Can Complexity and Uncomputability Explain Intelligence? SuperARC: A Test for Artificial Super Intelligence Based on Recursive Compression
Alberto Hernández-Espinosa, Luan Ozelim, Felipe S. Abrahão, Hector Zenil
TL;DR
This work proposes SuperARC, a human-agnostic benchmarking framework grounded in Algorithmic Information Theory to assess AI across AGI/ASI frontiers by focusing on abstraction (compression) and prediction (inference). Leveraging CTM and BDM, the framework combines neurosymbolic methods with pattern-based approaches to quantify an AI model's ability to compress and generate executable models for sequences, revealing that frontier LLMs often rely on memorisation or pattern matching and can regress across generations. The results across next-digit tasks, free-form generation, and code-generation experiments show that algorithmic reasoning remains limited in current models, while neurosymbolic baselines can achieve high compression-based understanding, highlighting the need for integrating symbolic reasoning in AI development. The authors discuss open-ended evaluation, AID, and policy implications, advocating a shift toward algorithmic benchmarks to complement traditional human-centric assessments, and outlining practical steps for adoption, governance, and future research directions.
Abstract
We introduce an increasing-complexity, open-ended, and human-agnostic metric to evaluate foundational and frontier AI models in the context of Artificial General Intelligence (AGI) and Artificial Super Intelligence (ASI) claims. Unlike other tests that rely on human-centric questions and expected answers, or on pattern-matching methods, the test here introduced is grounded on fundamental mathematical areas of randomness and optimal inference. We argue that human-agnostic metrics based on the universal principles established by Algorithmic Information Theory (AIT) formally framing the concepts of model abstraction and prediction offer a powerful metrological framework.

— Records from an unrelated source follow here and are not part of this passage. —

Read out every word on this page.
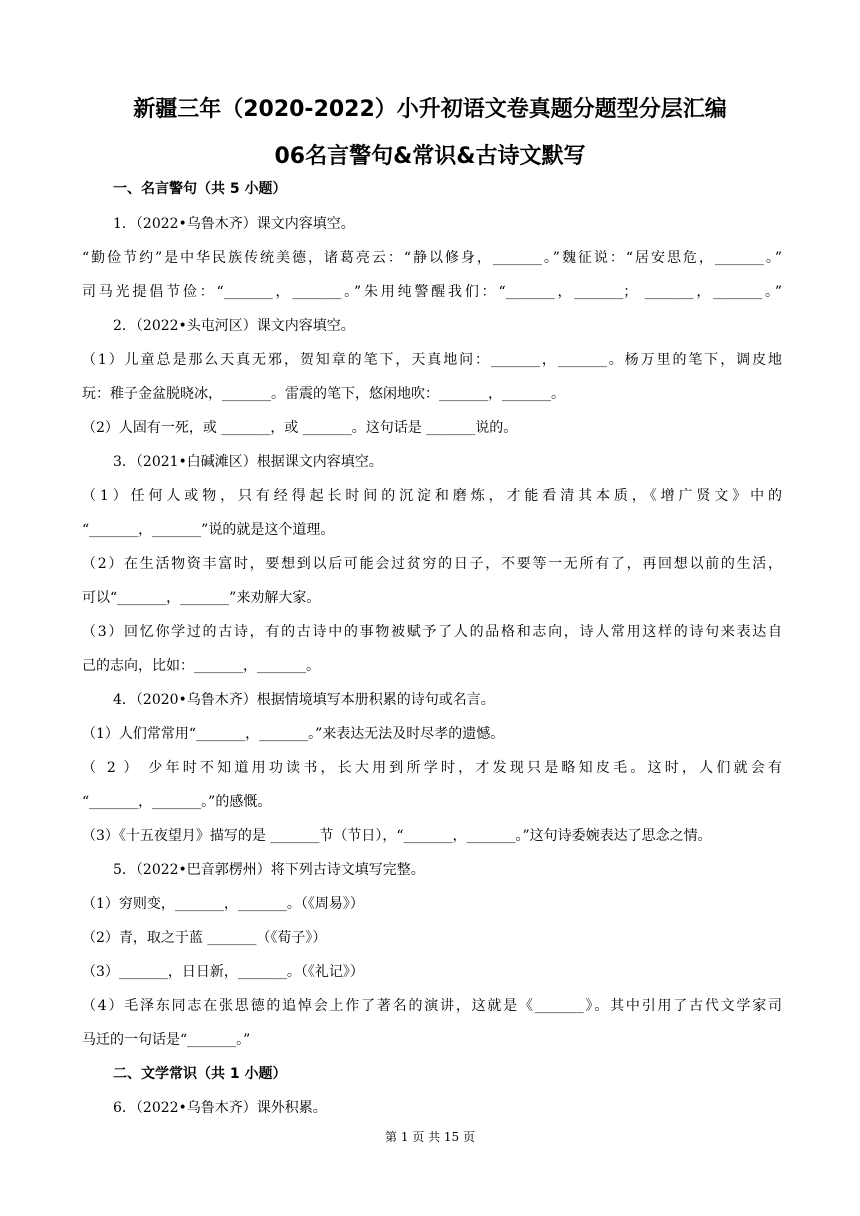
新疆三年（2020-2022）小升初语文卷真题分题型分层汇编
06名言警句&常识&古诗文默写
一、名言警句（共 5 小题）
1．（2022•乌鲁木齐）课文内容填空。
“勤俭节约”是中华民族传统美德，诸葛亮云：“静以修身，_______。”魏征说：“居安思危，_______。”
司马光提倡节俭：“_______，_______。”朱用纯警醒我们：“_______，_______； _______，_______。”
2．（2022•头屯河区）课文内容填空。
（1）儿童总是那么天真无邪，贺知章的笔下，天真地问：_______，_______。杨万里的笔下，调皮地
玩：稚子金盆脱晓冰，_______。雷震的笔下，悠闲地吹：_______，_______。
（2）人固有一死，或 _______，或 _______。这句话是 _______说的。
3．（2021•白碱滩区）根据课文内容填空。
（1）任何人或物，只有经得起长时间的沉淀和磨炼，才能看清其本质，《增广贤文》中的
“_______，_______”说的就是这个道理。
（2）在生活物资丰富时，要想到以后可能会过贫穷的日子，不要等一无所有了，再回想以前的生活，
可以“_______，_______”来劝解大家。
（3）回忆你学过的古诗，有的古诗中的事物被赋予了人的品格和志向，诗人常用这样的诗句来表达自
己的志向，比如：_______，_______。
4．（2020•乌鲁木齐）根据情境填写本册积累的诗句或名言。
（1）人们常常用“_______，_______。”来表达无法及时尽孝的遗憾。
（ 2 ） 少年时不知道用功读书，长大用到所学时，才发现只是略知皮毛。这时，人们就会有
“_______，_______。”的感慨。
（3）《十五夜望月》描写的是 _______节（节日），“_______，_______。”这句诗委婉表达了思念之情。
5．（2022•巴音郭楞州）将下列古诗文填写完整。
（1）穷则变，_______，_______。（《周易》）
（2）青，取之于蓝 _______（《荀子》）
（3）_______，日日新，_______。（《礼记》）
（4）毛泽东同志在张思德的追悼会上作了著名的演讲，这就是《_______》。其中引用了古代文学家司
马迁的一句话是“_______。”
二、文学常识（共 1 小题）
6．（2022•乌鲁木齐）课外积累。
第 1 页 共 15 页
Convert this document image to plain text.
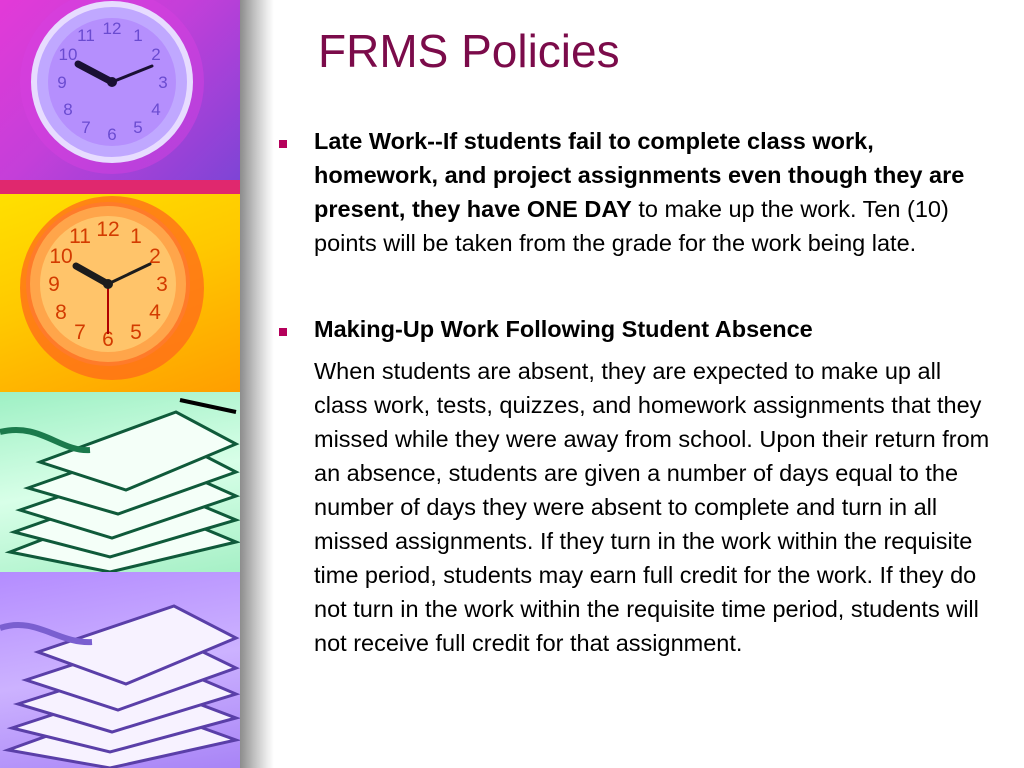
12 1
2
3
4
5
6
7
8
9
10
11
12 1
2
3
4
5
6
7
8
9
10
11
FRMS Policies

Late Work--If students fail to complete class work, homework, and project assignments even though they are present, they have ONE DAY to make up the work. Ten (10) points will be taken from the grade for the work being late.

Making-Up Work Following Student Absence

When students are absent, they are expected to make up all class work, tests, quizzes, and homework assignments that they missed while they were away from school. Upon their return from an absence, students are given a number of days equal to the number of days they were absent to complete and turn in all missed assignments. If they turn in the work within the requisite time period, students may earn full credit for the work. If they do not turn in the work within the requisite time period, students will not receive full credit for that assignment.
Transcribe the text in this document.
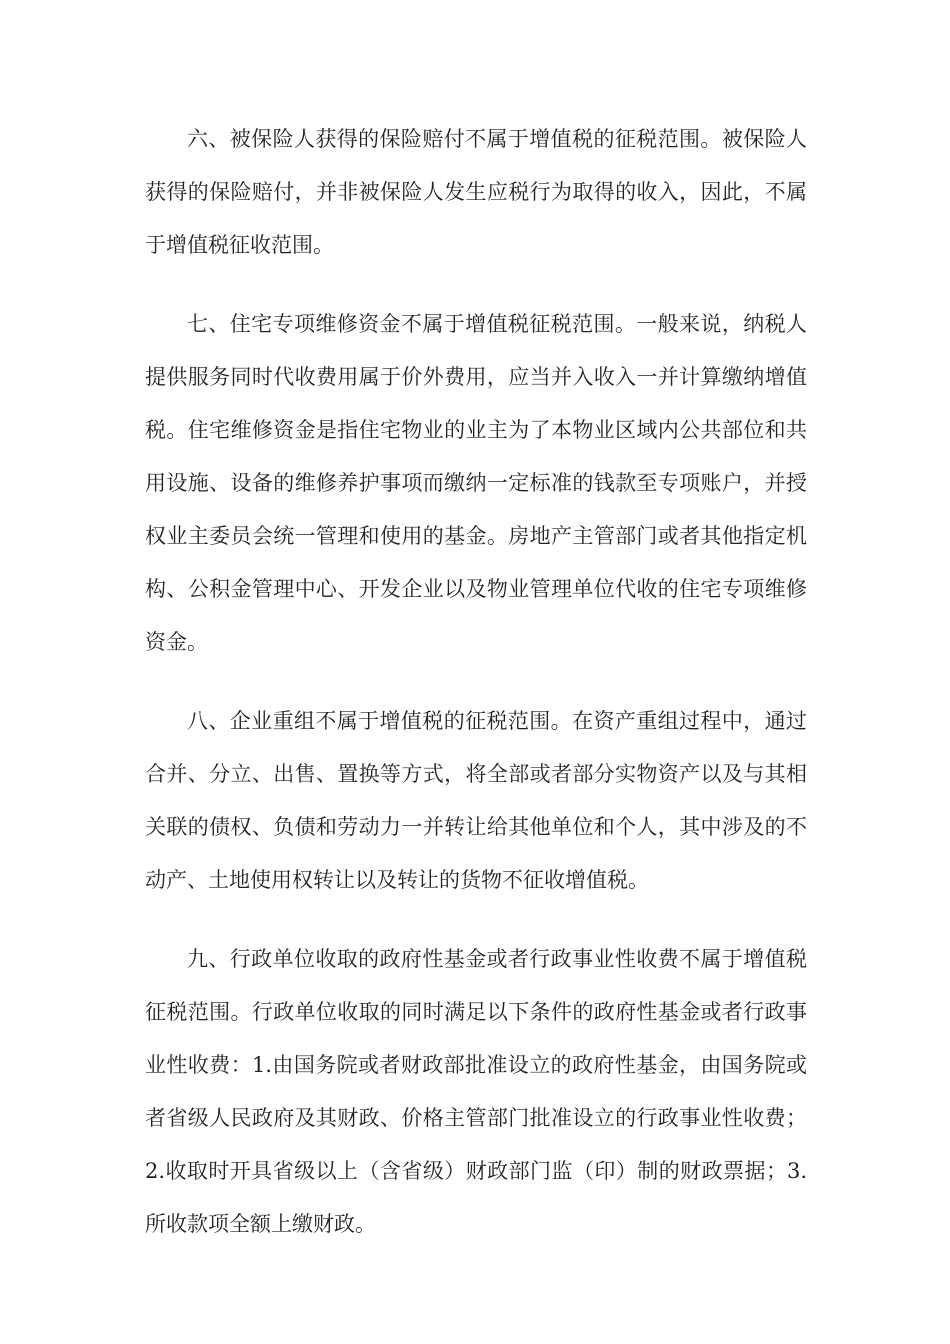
六、被保险人获得的保险赔付不属于增值税的征税范围。被保险人获得的保险赔付，并非被保险人发生应税行为取得的收入，因此，不属于增值税征收范围。

七、住宅专项维修资金不属于增值税征税范围。一般来说，纳税人提供服务同时代收费用属于价外费用，应当并入收入一并计算缴纳增值税。住宅维修资金是指住宅物业的业主为了本物业区域内公共部位和共用设施、设备的维修养护事项而缴纳一定标准的钱款至专项账户，并授权业主委员会统一管理和使用的基金。房地产主管部门或者其他指定机构、公积金管理中心、开发企业以及物业管理单位代收的住宅专项维修资金。

八、企业重组不属于增值税的征税范围。在资产重组过程中，通过合并、分立、出售、置换等方式，将全部或者部分实物资产以及与其相关联的债权、负债和劳动力一并转让给其他单位和个人，其中涉及的不动产、土地使用权转让以及转让的货物不征收增值税。

九、行政单位收取的政府性基金或者行政事业性收费不属于增值税征税范围。行政单位收取的同时满足以下条件的政府性基金或者行政事业性收费：1.由国务院或者财政部批准设立的政府性基金，由国务院或者省级人民政府及其财政、价格主管部门批准设立的行政事业性收费；2.收取时开具省级以上（含省级）财政部门监（印）制的财政票据；3.所收款项全额上缴财政。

When applied to frontiers models, the leading LLMs outperform most others in multiple tasks, but they do not always do so with their latest model versions, which often regress and appear far from any global maximum or target estimated using the principles of AIT defining a Universal Intelligence (UAI) point and trend in the benchmarking. Conversely, a hybrid neuro-symbolic approach to UAI based on the same principles is shown to outperform frontier specialised prediction models in a simplified but relevant example related to compression-based model abstraction and sequence prediction. Finally, we prove and conclude that predictive power through arbitrary formal theories is directly proportional to compression over the algorithmic space, not the statistical space, and so further AI models' progress can only be achieved in combination with symbolic approaches that LLMs developers are adopting often without acknowledgement or realisation.